The Problem
A major search network moved to restrict ad serving on content-light pages to protect ecosystem health, a policy shift that put high-intent, high-value type-in traffic at risk. Thousands of legacy parked domains had no real content and no on-site search, just a page of sponsored link lists that sent visitors straight to an external site. Once that ad model was restricted, publishers stood to lose the monetization stream entirely, with nothing built to replace it.
What We Did
As Product UX Strategist, we mapped the full journey for Liam, a persona representing direct-navigation searchers who type a domain straight into the address bar expecting an immediate, relevant result. Research confirmed these visitors are highly intent-driven: land them on a contentless page and they leave within seconds.

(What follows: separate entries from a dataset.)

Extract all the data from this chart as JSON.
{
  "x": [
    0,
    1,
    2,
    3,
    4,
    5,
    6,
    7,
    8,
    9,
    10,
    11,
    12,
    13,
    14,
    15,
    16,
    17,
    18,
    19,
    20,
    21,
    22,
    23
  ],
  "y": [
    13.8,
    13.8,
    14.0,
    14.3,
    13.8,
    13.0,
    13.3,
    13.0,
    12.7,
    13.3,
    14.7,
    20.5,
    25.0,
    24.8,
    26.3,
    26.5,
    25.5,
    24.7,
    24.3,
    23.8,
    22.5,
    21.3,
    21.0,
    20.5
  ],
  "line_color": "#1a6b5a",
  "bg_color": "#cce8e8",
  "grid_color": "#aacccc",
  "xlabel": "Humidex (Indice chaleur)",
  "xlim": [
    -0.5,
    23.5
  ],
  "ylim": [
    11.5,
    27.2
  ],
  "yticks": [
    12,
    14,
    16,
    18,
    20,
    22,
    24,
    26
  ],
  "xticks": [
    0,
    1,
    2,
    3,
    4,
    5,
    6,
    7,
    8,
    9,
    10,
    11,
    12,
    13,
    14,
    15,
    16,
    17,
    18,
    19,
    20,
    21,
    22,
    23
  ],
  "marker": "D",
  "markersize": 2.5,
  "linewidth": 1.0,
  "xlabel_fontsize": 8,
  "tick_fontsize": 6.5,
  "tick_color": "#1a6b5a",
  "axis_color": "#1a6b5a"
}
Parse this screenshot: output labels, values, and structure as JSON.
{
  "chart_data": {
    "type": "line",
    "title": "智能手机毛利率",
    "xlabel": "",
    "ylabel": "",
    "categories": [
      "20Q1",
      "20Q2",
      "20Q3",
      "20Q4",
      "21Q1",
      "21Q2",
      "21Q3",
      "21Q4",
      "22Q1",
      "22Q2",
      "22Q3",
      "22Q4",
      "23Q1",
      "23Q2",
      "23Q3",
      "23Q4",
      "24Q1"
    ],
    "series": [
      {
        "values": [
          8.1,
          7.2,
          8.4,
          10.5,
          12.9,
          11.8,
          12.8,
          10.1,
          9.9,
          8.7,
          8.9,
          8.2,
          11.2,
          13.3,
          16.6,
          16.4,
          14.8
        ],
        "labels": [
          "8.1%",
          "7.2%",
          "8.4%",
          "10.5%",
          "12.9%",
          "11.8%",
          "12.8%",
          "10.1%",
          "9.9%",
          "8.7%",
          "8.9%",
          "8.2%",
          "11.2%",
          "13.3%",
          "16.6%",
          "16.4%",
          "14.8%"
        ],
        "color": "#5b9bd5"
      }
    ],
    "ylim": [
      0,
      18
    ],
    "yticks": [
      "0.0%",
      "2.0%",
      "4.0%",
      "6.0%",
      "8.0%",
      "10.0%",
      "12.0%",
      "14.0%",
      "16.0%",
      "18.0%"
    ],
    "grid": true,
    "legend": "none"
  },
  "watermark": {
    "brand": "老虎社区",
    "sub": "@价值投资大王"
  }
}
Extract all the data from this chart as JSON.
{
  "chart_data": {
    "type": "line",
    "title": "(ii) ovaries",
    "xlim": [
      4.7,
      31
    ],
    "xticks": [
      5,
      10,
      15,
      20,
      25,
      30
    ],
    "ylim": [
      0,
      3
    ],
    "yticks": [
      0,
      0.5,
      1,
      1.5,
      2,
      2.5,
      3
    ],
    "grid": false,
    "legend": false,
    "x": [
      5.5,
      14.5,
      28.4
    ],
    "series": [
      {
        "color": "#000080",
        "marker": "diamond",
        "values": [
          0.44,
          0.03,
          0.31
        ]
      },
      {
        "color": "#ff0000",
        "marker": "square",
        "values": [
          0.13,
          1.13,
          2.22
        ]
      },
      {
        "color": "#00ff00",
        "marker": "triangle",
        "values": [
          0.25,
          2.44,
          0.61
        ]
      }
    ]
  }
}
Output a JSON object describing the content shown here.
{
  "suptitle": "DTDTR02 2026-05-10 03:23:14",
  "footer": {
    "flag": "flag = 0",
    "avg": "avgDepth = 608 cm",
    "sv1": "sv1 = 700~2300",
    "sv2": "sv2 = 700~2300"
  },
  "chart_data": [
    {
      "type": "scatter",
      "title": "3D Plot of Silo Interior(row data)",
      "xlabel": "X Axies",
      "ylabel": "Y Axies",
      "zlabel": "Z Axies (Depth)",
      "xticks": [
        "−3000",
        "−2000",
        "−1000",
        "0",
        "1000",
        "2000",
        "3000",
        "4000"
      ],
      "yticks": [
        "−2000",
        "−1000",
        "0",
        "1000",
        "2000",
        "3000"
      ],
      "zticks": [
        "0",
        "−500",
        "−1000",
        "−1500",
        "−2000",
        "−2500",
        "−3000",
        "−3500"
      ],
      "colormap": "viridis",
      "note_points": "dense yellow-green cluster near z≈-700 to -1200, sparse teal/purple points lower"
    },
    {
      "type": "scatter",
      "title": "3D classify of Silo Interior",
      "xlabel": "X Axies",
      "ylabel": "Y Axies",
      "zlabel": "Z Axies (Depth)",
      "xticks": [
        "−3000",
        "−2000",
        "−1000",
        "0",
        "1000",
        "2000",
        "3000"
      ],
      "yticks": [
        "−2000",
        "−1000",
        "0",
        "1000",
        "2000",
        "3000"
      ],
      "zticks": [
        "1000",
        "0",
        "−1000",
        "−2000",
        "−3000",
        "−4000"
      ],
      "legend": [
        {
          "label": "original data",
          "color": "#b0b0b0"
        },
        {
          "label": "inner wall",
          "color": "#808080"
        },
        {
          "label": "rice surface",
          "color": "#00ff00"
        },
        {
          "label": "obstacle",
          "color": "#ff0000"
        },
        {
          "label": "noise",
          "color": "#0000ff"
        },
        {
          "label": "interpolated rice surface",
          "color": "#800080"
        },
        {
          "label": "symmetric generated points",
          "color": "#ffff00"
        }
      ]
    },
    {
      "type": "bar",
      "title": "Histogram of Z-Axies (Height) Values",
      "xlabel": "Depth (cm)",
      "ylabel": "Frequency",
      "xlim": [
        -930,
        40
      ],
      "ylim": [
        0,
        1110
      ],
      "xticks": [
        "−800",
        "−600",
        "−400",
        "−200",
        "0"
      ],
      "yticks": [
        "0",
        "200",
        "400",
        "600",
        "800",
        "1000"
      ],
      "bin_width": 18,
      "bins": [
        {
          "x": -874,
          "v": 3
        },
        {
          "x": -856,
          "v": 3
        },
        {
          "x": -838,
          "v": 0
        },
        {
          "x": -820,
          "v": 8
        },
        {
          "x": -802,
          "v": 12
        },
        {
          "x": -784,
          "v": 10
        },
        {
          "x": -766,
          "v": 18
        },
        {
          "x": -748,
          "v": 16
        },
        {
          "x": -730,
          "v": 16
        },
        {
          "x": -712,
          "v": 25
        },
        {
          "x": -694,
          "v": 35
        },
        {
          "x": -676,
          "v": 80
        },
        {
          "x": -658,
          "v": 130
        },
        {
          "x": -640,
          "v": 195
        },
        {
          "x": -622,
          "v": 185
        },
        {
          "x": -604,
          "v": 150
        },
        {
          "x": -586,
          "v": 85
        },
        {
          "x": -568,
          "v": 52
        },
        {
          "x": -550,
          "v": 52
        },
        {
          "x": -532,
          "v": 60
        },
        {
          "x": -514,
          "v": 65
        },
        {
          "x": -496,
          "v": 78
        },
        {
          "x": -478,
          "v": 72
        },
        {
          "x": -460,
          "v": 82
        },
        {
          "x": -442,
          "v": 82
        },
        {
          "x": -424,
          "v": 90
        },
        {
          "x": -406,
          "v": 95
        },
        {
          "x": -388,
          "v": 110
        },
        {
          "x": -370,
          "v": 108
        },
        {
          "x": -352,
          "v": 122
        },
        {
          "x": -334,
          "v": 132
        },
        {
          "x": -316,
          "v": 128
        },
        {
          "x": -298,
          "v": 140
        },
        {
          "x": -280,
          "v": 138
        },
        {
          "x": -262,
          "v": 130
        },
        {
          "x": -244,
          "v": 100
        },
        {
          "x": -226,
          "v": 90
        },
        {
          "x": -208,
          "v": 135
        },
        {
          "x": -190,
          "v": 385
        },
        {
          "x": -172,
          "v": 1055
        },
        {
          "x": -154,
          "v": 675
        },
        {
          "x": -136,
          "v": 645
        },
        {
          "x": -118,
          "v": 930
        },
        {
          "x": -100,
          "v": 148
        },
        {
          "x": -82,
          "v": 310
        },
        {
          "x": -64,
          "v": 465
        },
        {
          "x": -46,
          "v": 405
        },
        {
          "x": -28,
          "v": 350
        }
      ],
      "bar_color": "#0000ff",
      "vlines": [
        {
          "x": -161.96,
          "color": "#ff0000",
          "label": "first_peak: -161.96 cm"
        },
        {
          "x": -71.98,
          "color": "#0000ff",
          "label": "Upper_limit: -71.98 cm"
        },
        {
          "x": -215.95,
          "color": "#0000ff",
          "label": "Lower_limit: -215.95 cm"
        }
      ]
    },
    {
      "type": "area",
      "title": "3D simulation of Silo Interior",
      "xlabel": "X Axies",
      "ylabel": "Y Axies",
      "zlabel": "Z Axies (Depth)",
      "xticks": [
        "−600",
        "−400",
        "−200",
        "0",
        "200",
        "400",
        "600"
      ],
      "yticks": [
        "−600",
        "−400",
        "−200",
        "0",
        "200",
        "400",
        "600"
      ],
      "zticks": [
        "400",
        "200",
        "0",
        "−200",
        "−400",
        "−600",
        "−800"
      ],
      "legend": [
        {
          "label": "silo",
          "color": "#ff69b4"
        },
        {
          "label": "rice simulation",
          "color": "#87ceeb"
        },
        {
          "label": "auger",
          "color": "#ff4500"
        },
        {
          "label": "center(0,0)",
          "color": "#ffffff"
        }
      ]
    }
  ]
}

We designed a content-integrated search model that replaces the empty landing page with a real editorial homepage, embeds contextual search cards directly inside articles, and keeps the entire experience, from article to search results, hosted on the publisher's own domain to preserve user trust. High-fidelity wireframes and a working prototype walked legacy publishers through exactly how their monetized traffic would flow under the new model.


The Solution
An editorial homepage that replaces the empty link-list landing page, articles with embedded search cards that surface related topics without leaving the page, and a fully integrated search results experience that stays on the publisher's own domain end to end. The flow was built with accessibility as a baseline: high-contrast text, large tap targets on every search chip, and a layout simple enough that users never lose track of the search bar.
Outcome
A complete, compliant search experience ready to pitch to legacy publishers, showing exactly how their existing traffic converts into on-site engagement instead of an immediate bounce. The mockups gave publishers a concrete before-and-after: from an empty page with three link buttons to a real homepage, article, and search journey that keeps users, and monetization, on their own site.